Dosage Considerations

Therapeutic efficacy of chloramphenicol is maximized by maintaining an average steady‐state plasma concentration of 5–10 μg/ml.

Chloramphenicol is available for either oral (free base or palmitate ester) or parenteral (sodium succinate) administration. For local treatment of eye or ear infections caused by susceptible organisms, topical preparations are available.
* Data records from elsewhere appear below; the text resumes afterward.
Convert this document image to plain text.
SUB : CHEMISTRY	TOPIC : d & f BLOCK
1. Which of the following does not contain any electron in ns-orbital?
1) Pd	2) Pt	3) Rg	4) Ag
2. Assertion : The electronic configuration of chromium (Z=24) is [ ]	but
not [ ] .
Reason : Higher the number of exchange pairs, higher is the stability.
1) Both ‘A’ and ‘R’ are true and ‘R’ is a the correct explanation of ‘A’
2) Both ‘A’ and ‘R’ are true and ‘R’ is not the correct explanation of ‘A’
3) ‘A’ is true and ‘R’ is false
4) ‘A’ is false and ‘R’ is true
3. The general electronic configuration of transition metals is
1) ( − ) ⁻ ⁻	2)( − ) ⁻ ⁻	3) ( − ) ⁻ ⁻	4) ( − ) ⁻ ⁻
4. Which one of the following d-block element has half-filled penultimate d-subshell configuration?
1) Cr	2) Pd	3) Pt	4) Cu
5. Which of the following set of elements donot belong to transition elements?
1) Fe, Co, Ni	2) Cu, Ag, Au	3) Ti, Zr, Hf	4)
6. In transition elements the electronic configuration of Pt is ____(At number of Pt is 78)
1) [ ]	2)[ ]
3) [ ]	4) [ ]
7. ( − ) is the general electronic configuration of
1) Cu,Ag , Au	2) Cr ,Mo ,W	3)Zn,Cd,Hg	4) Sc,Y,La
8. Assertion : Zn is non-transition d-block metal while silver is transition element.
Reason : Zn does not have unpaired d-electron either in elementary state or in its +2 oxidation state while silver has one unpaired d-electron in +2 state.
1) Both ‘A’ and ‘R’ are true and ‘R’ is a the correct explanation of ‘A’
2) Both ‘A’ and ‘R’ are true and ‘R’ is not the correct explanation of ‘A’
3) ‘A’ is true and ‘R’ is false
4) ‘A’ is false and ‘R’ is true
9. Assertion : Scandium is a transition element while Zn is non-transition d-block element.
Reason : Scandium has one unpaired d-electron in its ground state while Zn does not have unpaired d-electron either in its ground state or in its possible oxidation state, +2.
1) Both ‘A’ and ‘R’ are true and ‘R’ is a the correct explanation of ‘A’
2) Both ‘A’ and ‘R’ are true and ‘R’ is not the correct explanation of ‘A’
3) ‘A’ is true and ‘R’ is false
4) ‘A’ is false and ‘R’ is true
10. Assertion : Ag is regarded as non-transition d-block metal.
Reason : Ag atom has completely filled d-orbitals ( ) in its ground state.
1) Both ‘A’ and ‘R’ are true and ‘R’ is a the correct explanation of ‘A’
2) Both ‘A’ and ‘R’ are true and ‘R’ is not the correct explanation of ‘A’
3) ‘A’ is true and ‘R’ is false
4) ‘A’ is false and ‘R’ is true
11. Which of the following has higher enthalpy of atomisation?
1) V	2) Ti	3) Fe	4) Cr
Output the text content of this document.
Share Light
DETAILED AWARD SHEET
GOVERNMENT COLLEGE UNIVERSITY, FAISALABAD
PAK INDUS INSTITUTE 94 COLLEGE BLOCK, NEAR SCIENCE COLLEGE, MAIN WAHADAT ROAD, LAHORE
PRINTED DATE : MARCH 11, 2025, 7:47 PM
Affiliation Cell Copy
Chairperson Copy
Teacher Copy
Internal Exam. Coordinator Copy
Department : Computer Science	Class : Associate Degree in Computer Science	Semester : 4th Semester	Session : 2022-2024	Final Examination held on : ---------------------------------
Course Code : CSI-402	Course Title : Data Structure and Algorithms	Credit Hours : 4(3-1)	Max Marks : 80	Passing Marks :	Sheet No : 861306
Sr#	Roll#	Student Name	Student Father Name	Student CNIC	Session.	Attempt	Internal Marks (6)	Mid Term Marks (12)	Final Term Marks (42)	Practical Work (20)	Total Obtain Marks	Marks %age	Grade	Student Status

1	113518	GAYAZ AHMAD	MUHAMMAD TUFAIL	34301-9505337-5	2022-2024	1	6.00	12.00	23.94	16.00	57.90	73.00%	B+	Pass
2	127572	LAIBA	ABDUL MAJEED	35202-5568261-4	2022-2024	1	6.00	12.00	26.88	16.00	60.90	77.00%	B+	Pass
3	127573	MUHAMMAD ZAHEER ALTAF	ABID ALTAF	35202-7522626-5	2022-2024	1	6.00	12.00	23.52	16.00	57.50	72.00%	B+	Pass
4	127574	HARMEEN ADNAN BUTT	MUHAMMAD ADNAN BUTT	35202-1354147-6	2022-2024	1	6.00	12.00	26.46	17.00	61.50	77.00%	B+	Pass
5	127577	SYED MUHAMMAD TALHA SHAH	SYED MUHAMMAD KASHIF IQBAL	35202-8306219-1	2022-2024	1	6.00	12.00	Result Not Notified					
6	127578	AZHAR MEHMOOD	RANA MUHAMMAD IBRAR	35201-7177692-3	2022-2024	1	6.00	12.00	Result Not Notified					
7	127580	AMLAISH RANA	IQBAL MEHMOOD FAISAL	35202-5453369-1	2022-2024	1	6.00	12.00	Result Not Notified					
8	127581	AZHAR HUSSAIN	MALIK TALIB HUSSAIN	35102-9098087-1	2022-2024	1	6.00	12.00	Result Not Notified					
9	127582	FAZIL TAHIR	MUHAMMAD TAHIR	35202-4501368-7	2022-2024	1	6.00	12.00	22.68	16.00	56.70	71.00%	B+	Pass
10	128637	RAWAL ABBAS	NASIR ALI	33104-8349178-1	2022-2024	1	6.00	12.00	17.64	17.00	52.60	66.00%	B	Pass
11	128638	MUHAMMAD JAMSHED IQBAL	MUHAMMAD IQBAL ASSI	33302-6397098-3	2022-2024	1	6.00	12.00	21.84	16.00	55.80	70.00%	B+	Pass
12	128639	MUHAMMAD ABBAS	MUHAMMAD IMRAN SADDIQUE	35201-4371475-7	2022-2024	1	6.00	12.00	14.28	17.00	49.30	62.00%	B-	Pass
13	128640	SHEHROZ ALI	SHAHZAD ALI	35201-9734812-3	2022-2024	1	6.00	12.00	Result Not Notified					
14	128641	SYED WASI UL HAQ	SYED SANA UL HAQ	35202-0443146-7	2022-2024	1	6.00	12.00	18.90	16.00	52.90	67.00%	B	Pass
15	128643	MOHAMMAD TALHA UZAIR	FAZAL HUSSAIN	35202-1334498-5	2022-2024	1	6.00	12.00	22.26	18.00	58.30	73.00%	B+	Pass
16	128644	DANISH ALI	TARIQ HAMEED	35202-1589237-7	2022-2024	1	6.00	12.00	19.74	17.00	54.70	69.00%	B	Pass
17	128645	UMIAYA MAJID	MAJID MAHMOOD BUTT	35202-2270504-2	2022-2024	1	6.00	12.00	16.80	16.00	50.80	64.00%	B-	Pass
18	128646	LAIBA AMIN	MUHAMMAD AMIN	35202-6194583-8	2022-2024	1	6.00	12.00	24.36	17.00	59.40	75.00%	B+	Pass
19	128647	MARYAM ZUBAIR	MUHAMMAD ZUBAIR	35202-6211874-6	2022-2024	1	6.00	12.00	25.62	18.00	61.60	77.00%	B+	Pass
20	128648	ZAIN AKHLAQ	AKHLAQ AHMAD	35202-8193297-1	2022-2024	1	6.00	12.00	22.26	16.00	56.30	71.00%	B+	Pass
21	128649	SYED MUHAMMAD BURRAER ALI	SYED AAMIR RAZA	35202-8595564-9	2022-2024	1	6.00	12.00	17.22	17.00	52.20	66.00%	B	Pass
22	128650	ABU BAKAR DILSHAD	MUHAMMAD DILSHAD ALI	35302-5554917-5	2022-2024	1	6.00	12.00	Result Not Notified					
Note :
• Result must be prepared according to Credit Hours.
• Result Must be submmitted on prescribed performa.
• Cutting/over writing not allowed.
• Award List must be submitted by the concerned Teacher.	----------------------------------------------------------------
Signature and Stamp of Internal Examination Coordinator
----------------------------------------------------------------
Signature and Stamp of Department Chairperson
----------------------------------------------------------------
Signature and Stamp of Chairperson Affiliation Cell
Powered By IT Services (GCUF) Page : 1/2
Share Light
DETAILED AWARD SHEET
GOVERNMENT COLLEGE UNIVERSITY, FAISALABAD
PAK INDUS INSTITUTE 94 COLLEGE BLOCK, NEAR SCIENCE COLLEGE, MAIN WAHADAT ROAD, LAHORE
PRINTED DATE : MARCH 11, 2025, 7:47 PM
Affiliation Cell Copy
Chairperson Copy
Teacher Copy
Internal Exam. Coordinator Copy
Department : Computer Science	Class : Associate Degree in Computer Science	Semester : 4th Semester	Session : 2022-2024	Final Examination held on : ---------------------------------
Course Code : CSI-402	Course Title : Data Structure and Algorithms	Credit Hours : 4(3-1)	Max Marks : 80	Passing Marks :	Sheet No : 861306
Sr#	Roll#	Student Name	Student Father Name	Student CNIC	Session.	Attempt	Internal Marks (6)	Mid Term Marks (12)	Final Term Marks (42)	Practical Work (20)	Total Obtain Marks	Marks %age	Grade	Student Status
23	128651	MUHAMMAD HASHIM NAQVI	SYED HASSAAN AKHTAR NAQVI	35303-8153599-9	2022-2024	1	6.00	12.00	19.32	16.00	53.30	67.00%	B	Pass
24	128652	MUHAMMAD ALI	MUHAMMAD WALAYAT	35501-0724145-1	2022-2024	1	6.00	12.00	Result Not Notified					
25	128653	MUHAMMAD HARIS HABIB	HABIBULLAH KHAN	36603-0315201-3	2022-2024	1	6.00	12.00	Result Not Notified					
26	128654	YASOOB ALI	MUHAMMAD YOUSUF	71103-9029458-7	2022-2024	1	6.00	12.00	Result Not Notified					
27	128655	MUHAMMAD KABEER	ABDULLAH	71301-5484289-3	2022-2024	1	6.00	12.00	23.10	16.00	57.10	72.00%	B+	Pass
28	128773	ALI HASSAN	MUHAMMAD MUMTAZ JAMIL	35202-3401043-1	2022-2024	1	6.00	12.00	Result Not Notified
Because chloramphenicol is well absorbed from the gastrointestinal tract in small animals, it can be given orally as either the base or palmitate ester. The ester is hydrolyzed in the small intestine prior to absorption of the active free base. Subcutaneous injection of chloramphenicol sodium succinate is an alternative to oral administration. While both routes may provide equivalent concentrations, the oral route is preferable as injection of the parenteral preparation is painful. Intramuscular injection provides significantly lower plasma levels than subcutaneous and oral routes, and is not recommended. The total length of treatment should not exceed 10 days, especially in cats. Do not administer chloramphenicol to patients with evidence of bone marrow suppression or renal/hepatic insufficiency.

The short half‐life of chloramphenicol in horses (one hour), together with its generally bacteriostatic action, makes IV administration impractical. Tablets of the free base drug can be administered orally or the sodium succinate formulation can be given by IM injection. After absorption from injection sites, the inactive succinate ester is rapidly hydrolyzed to the active drug.

Because of the risks of idiosyncratic aplastic anemia in humans, chloramphenicol is banned for use in food animals in most countries. The drug should not be used in the early neonatal period unless plasma concentrations are monitored, and should be used with caution in pregnant animals because of the potential adverse effects on the fetus.